The Congress has opposed an appeal filed by a Sikh group that challenged dismissal of the 1984 rights violation case against it, saying the group does not represent the victims and United States courts cannot rule on cases involving an incident that took place in India 30 years ago.
Indian-American attorney Ravi Batra, on behalf of the Congress party, filed opposition yesterday in federal court to the appeal by the Sikh for Justice.
The SFJ had in May challenged the dismissal of the 1984 rights violation case against the Congress party saying that the case "concerns" the US and it has "institutional standing" to seek judgment on behalf of the Sikh community.
Batra said US federal judge Robert Sweet was right to dismiss SFJ's case in April since the rights group is no victim and neither does it represents the victims of the 1984 anti-Sikh riots.

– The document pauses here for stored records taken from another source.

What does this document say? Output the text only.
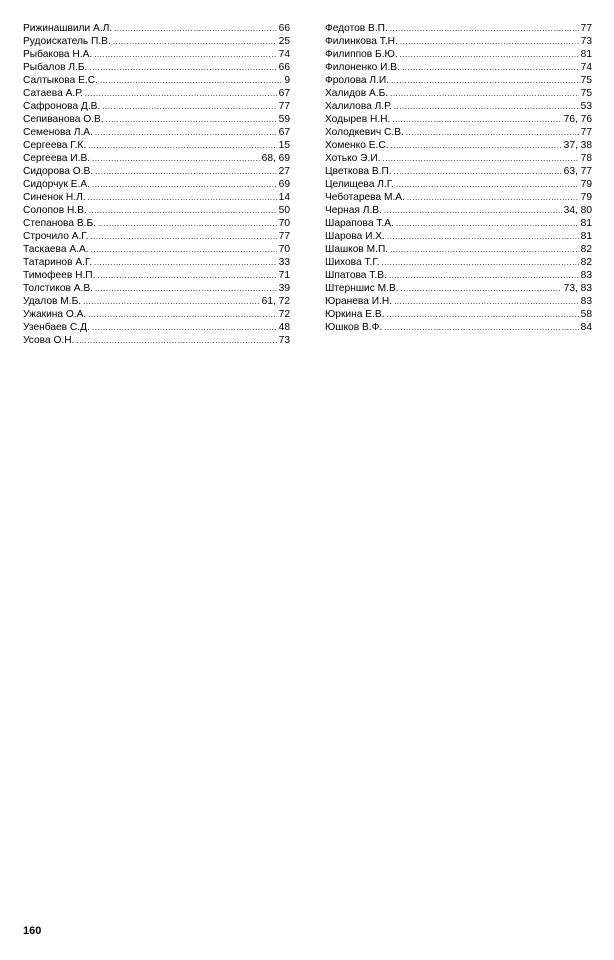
Рижинашвили А.Л. .....	66
Рудоискатель П.В. .....	25
Рыбакова Н.А. .....	74
Рыбалов Л.Б. .....	66
Салтыкова Е.С. .....	9
Сатаева А.Р. .....	67
Сафронова Д.В. .....	77
Сепиванова О.В. .....	59
Семенова Л.А. .....	67
Сергеева Г.К. .....	15
Сергеева И.В. .....	68, 69
Сидорова О.В. .....	27
Сидорчук Е.А. .....	69
Синенок Н.Л. .....	14
Солопов Н.В. .....	50
Степанова В.Б. .....	70
Строчило А.Г. .....	77
Таскаева А.А. .....	70
Татаринов А.Г. .....	33
Тимофеев Н.П. .....	71
Толстиков А.В. .....	39
Удалов М.Б. .....	61, 72
Ужакина О.А. .....	72
Узенбаев С.Д. .....	48
Усова О.Н. .....	73
Федотов В.П. .....	77
Филинкова Т.Н. .....	73
Филиппов Б.Ю. .....	81
Филоненко И.В. .....	74
Фролова Л.И. .....	75
Халидов А.Б. .....	75
Халилова Л.Р. .....	53
Ходырев Н.Н. .....	76, 76
Холодкевич С.В. .....	77
Хоменко Е.С. .....	37, 38
Хотько Э.И. .....	78
Цветкова В.П. .....	63, 77
Целищева Л.Г. .....	79
Чеботарева М.А. .....	79
Черная Л.В. .....	34, 80
Шарапова Т.А. .....	81
Шарова И.Х. .....	81
Шашков М.П. .....	82
Шихова Т.Г. .....	82
Шпатова Т.В. .....	83
Штерншис М.В. .....	73, 83
Юранева И.Н. .....	83
Юркина Е.В. .....	58
Юшков В.Ф. .....	84
160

He argued that US courts must "honour India's sovereignty in a matter that arose 30 years ago in India by and between Indians," and so it must be dealt with in India alone.
Batra said that the Indian National Congress, as a legal corporate entity and not a natural living breathing person, is incapable of extra-judicial killings or torture.

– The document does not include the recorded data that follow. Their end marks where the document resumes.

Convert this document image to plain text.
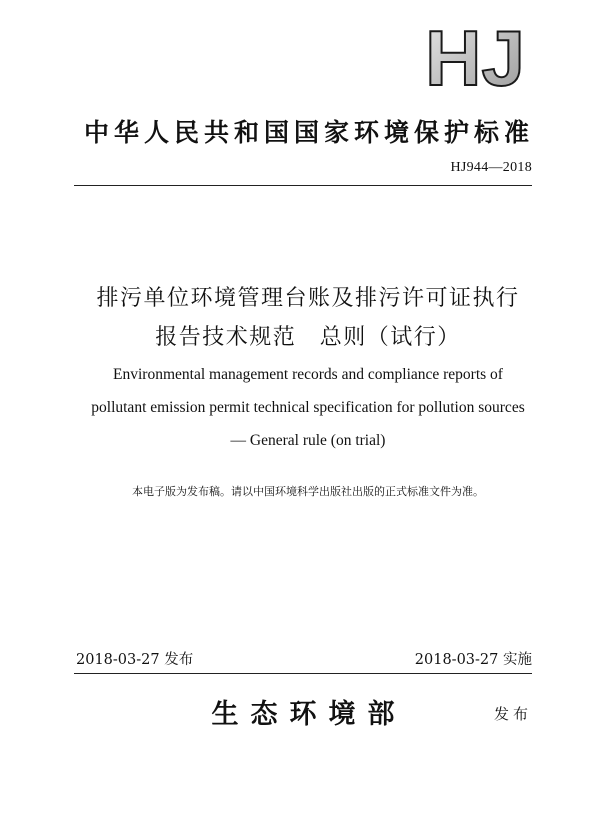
HJ
中华人民共和国国家环境保护标准
HJ944—2018
排污单位环境管理台账及排污许可证执行
报告技术规范　总则（试行）
Environmental management records and compliance reports of
pollutant emission permit technical specification for pollution sources
— General rule (on trial)
本电子版为发布稿。请以中国环境科学出版社出版的正式标准文件为准。
2018-03-27 发布	2018-03-27 实施
生态环境部	发布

"SFJ's cases seek mere publicity and not justice, as SFJ cannot legally be a plaintiff, and a genuine victim, precious to the law, deserves a better champion," Batra said.
Batra also criticised SFJ for "making noises" against Prime Minister Narendra Modi's upcoming visit to the US and said the group had improperly sued former PM Manmohan Singh also last year, "despite his head-of-state immunity."
The SFJ has launched an online petition campaign urging President Barack Obama to cancel invitation to Modi for the 2002 communal riots in Gujarat.
He said SFJ's actions are "unbecoming, and at worst an exposure of SFJ's unlimited hunger for publicity while it indiscriminately dishonors India and all Indians in these United States without cause."
The US court of appeals has granted SFJ time till August 22 to file its brief against the Congress's arguments.